During World War II many Chambers County residents found employment in refineries and shipyards at Baytown, Houston, Beaumont, Port Arthur, and Orange. After September 1943 rice farmers employed German prisoners of war from camps in Liberty and Chambers counties. The establishment of the Fraternity of the White Heron, the Forward Trinity Valley Association, the Texas Water Conservation Association, and the Chambers-Liberty County Navigation District advanced area water interests, including the dredging of a channel from the Houston Ship Channel to Smith Point, Anahuac, and Liberty. The Trinity Bay Conservation District was started in 1949. Major highway improvements were made to Farm roads 563 and 565 and State Highway 73, later Interstate 10.

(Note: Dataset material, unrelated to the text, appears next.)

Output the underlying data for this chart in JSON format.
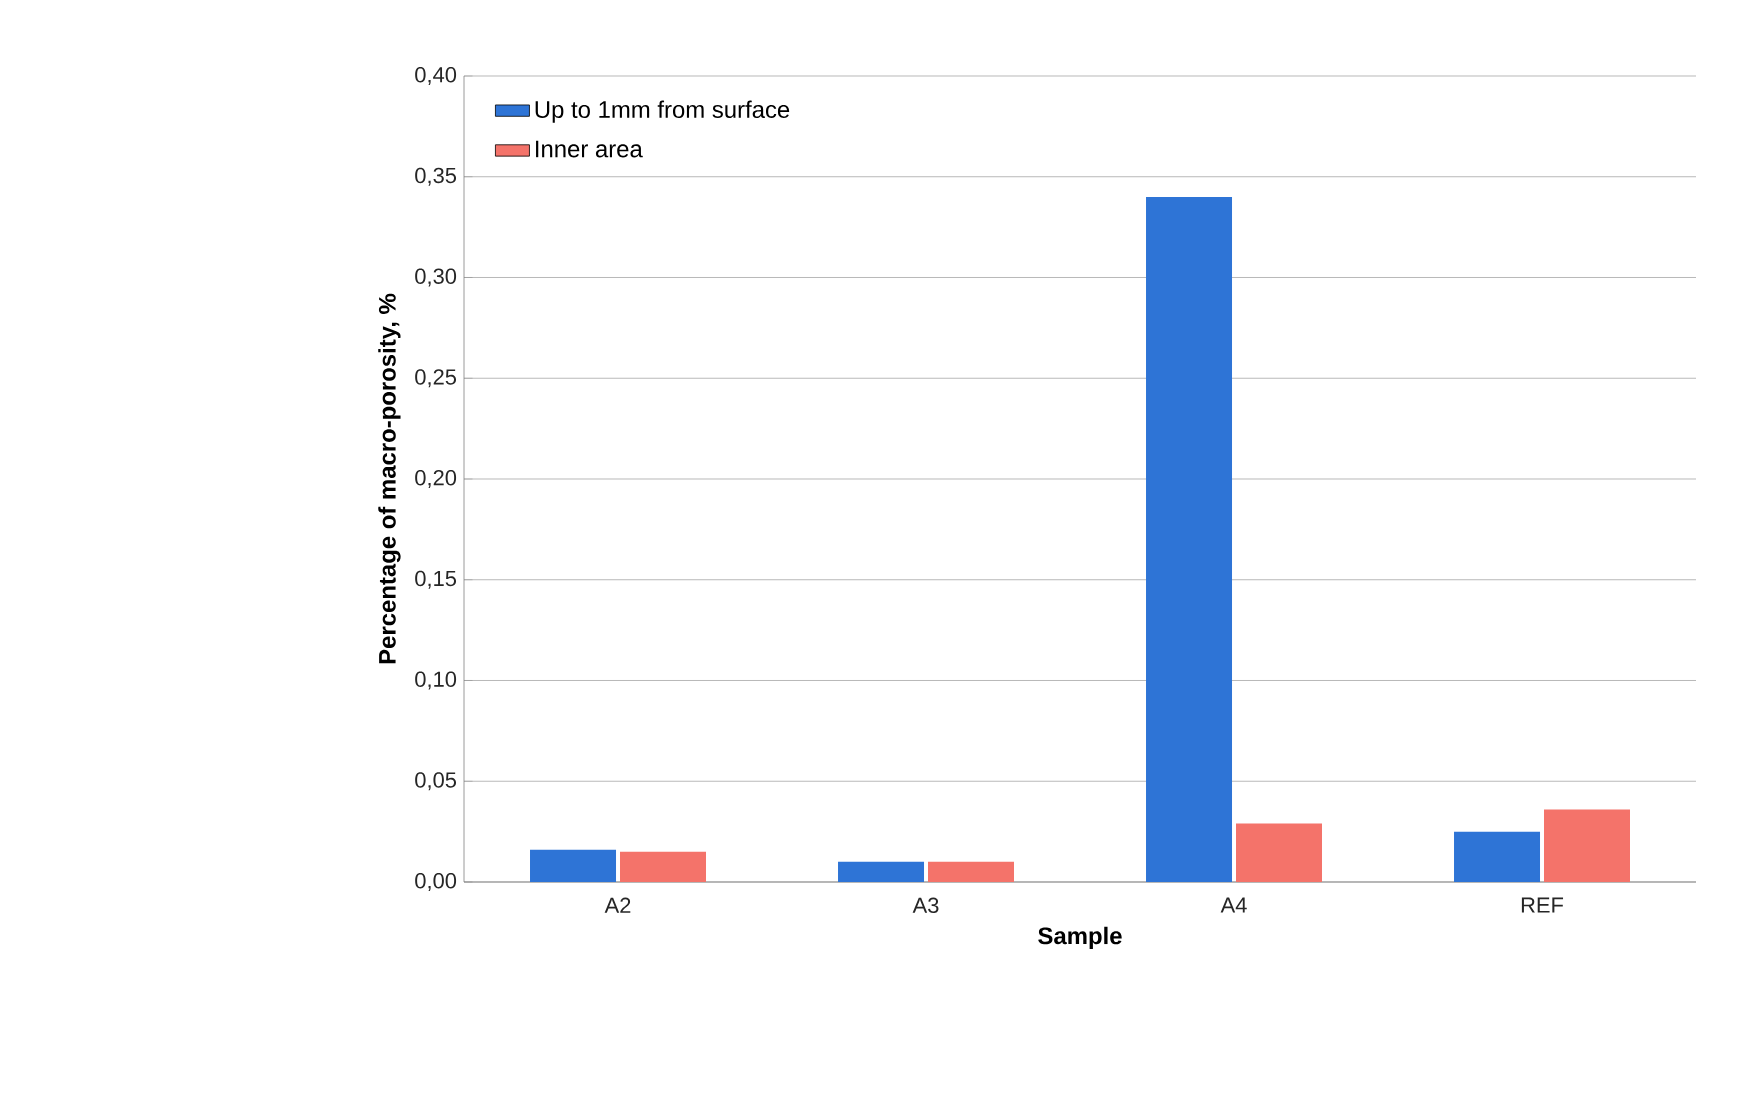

After the war the population grew to 7,871 by 1950 and 10,379 by 1960. By 1959 county farms totaled 483, of which roughly 62 percent were commercial and only 12.4 percent tenant-operated. Mining, contract construction, wholesale distribution, petroleum extraction, and natural-gas production were the chief county industries. Only four manufacturing firms were operating, among 112 mining and mineral establishments. By 1966, though the overall population continued to increase, no populated place in Chambers County had as many as 2,500 inhabitants; 22.5 percent of the population was described as living in poverty; and the population density was only nineteen persons per square mile. In this period, many black residents left for jobs in urban areas.

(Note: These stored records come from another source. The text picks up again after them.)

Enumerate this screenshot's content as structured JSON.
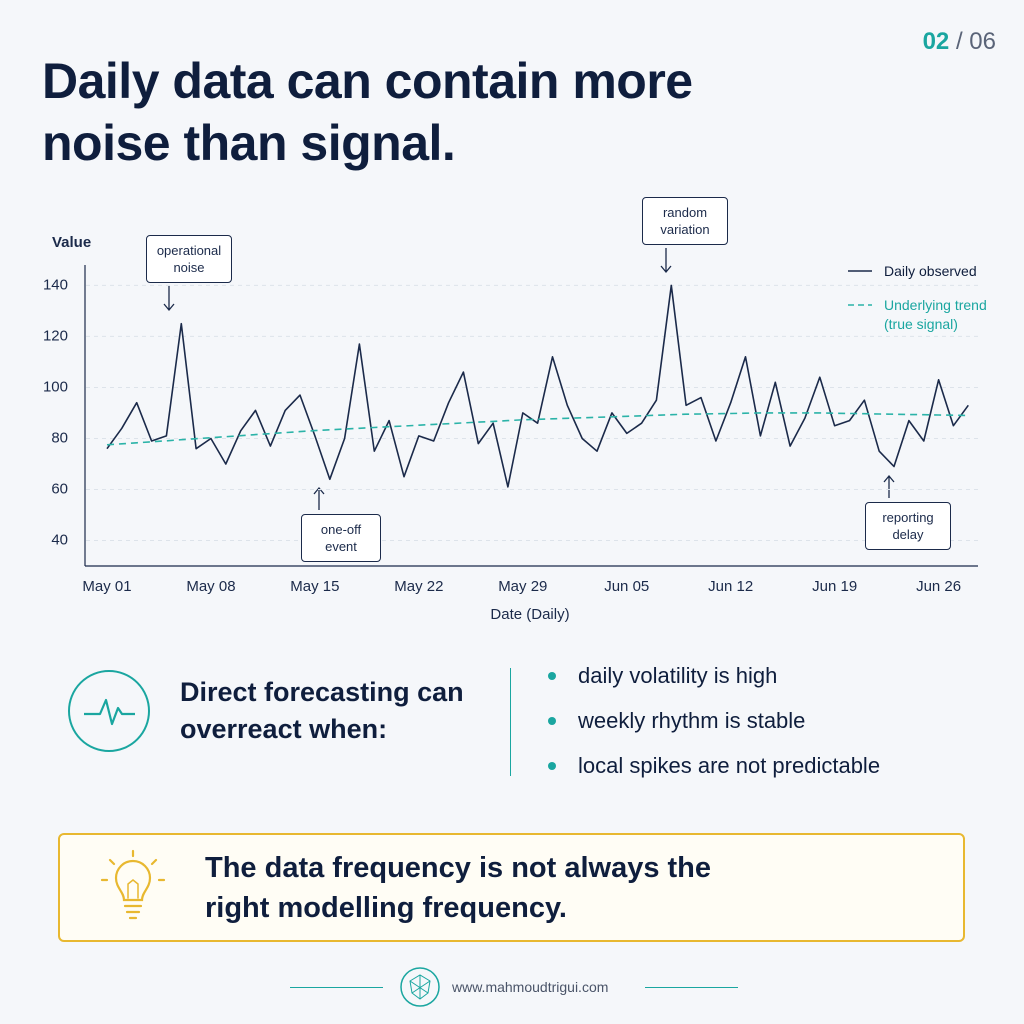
{
  "page_current": "02",
  "page_separator": "/",
  "page_total": "06",
  "title": "Daily data can contain more noise than signal.",
  "chart_data": {
    "type": "line",
    "y_label": "Value",
    "x_label": "Date (Daily)",
    "categories": [
      "May 01",
      null,
      null,
      null,
      null,
      null,
      null,
      "May 08",
      null,
      null,
      null,
      null,
      null,
      null,
      "May 15",
      null,
      null,
      null,
      null,
      null,
      null,
      "May 22",
      null,
      null,
      null,
      null,
      null,
      null,
      "May 29",
      null,
      null,
      null,
      null,
      null,
      null,
      "Jun 05",
      null,
      null,
      null,
      null,
      null,
      null,
      "Jun 12",
      null,
      null,
      null,
      null,
      null,
      null,
      "Jun 19",
      null,
      null,
      null,
      null,
      null,
      null,
      "Jun 26",
      null,
      null
    ],
    "series": [
      {
        "name": "Daily observed",
        "color": "#1b2a4a",
        "values": [
          76,
          84,
          94,
          79,
          81,
          125,
          76,
          80,
          70,
          83,
          91,
          77,
          91,
          97,
          81,
          64,
          80,
          117,
          75,
          87,
          65,
          81,
          79,
          94,
          106,
          78,
          86,
          61,
          90,
          86,
          112,
          93,
          80,
          75,
          90,
          82,
          86,
          95,
          140,
          93,
          96,
          79,
          94,
          112,
          81,
          102,
          77,
          88,
          104,
          85,
          87,
          95,
          75,
          69,
          87,
          79,
          103,
          85,
          93
        ]
      },
      {
        "name": "Underlying trend (true signal)",
        "color": "#2bb3a8",
        "dashed": true,
        "values": [
          77.5,
          77.9,
          78.3,
          78.7,
          79.1,
          79.5,
          79.9,
          80.3,
          80.7,
          81.1,
          81.5,
          81.9,
          82.3,
          82.7,
          83.1,
          83.4,
          83.7,
          84.0,
          84.3,
          84.6,
          84.9,
          85.2,
          85.5,
          85.8,
          86.1,
          86.4,
          86.7,
          87.0,
          87.3,
          87.5,
          87.7,
          87.9,
          88.1,
          88.3,
          88.5,
          88.7,
          88.9,
          89.1,
          89.3,
          89.5,
          89.6,
          89.7,
          89.8,
          89.9,
          90.0,
          90.0,
          90.0,
          90.0,
          90.0,
          89.9,
          89.8,
          89.7,
          89.6,
          89.5,
          89.4,
          89.3,
          89.2,
          89.1,
          89.0
        ]
      }
    ],
    "ylim": [
      30,
      148
    ],
    "yticks": [
      40,
      60,
      80,
      100,
      120,
      140
    ],
    "grid": true,
    "annotations": [
      "operational noise",
      "random variation",
      "one-off event",
      "reporting delay"
    ]
  },
  "info": {
    "heading": "Direct forecasting can overreact when:",
    "bullets": [
      "daily volatility is high",
      "weekly rhythm is stable",
      "local spikes are not predictable"
    ]
  },
  "callout": "The data frequency is not always the right modelling frequency.",
  "footer": "www.mahmoudtrigui.com"
}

Growing national support for environmental preservation and passage of the 1967 National Environmental Policy Act had important effects on Chambers County. Relying upon an earlier study by the United States Army Corps of Engineers in preparation for the construction of a saltwater barrier across the Trinity River to aid rice farmers, improve river navigation, and provide increased water supplies for adjacent counties, in 1960 state legislators proposed a 23,200-acre reservoir and wildlife refuge that would inundate Wallisville. Despite protests, engineers purchased the townsite, the plan was approved in 1962, and work began. Excavations led to the unearthing of a primitive burial site and other historic discoveries. Ultimately, the project drew the interest of the Sierra Club, and other environmental groups as well as a representative of the commercial shrimping industry filed suit against several state and national agencies. In 1973 a United States district judge ordered construction stopped, when the project was 75 percent complete. The corps of engineers eventually wrote off the $23 million investment and in 1977 recommended a smaller project. Wallisville Heritage Park, established in 1979, henceforth preserved the townsite and some of the community's historic buildings.

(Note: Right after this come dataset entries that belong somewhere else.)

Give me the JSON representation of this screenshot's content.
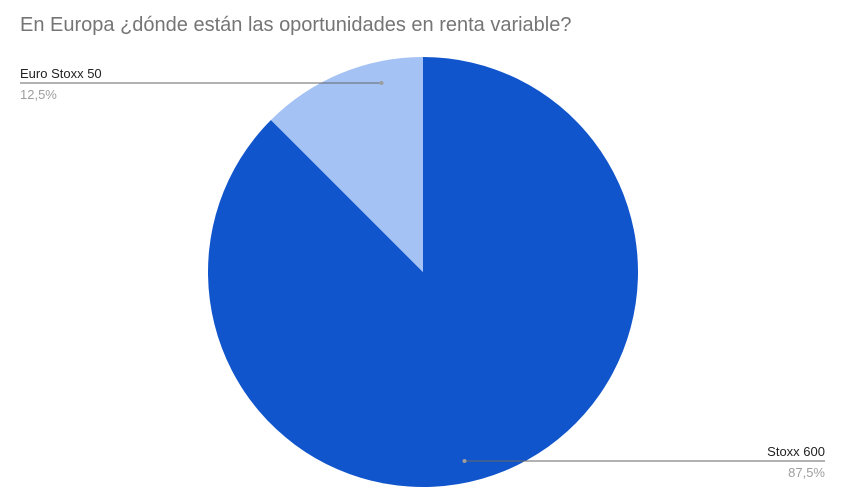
{
  "chart_data": {
    "type": "pie",
    "title": "En Europa ¿dónde están las oportunidades en renta variable?",
    "slices": [
      {
        "label": "Stoxx 600",
        "value": 87.5,
        "percent_label": "87,5%",
        "color": "#1155cc"
      },
      {
        "label": "Euro Stoxx 50",
        "value": 12.5,
        "percent_label": "12,5%",
        "color": "#a4c2f4"
      }
    ],
    "legend": "labels"
  }
}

Between 1970 and 1980 the rural population of Chambers County grew 52 percent, and in the early 1980s the total county population was 19,100. People of English origin comprised 27 percent, Irish 17 percent, French 6½ percent, African-American 14 percent, and Hispanic 3 percent. Forest products and cattle, along with rice and soybeans, potatoes, peaches, and pecans constituted the county's principal products. A total of 288 business establishments operated countywide, including sixteen manufacturing establishments with 400 employees. Oil and gas extraction, agribusiness, petroleum refining, and the manufacture of plastics and resins topped the list of industries. The proximity to Houston enabled many residents to commute to jobs in that city. In the late 1980s, after a number of petroleum-industry-related accidents nearby, residents of Mont Belvieu were moved and the community was purchased by oil companies, which rebuilt it at another location. The county's three school districts included four elementary, three middle, and three high schools. Whereas in 1960 only 10 percent of the population had completed high school and fewer than 3 percent had completed college, 57.5 percent of the county population had completed high school and 10 percent had finished college in 1982. By 1990 the county's population had grown to 20,088.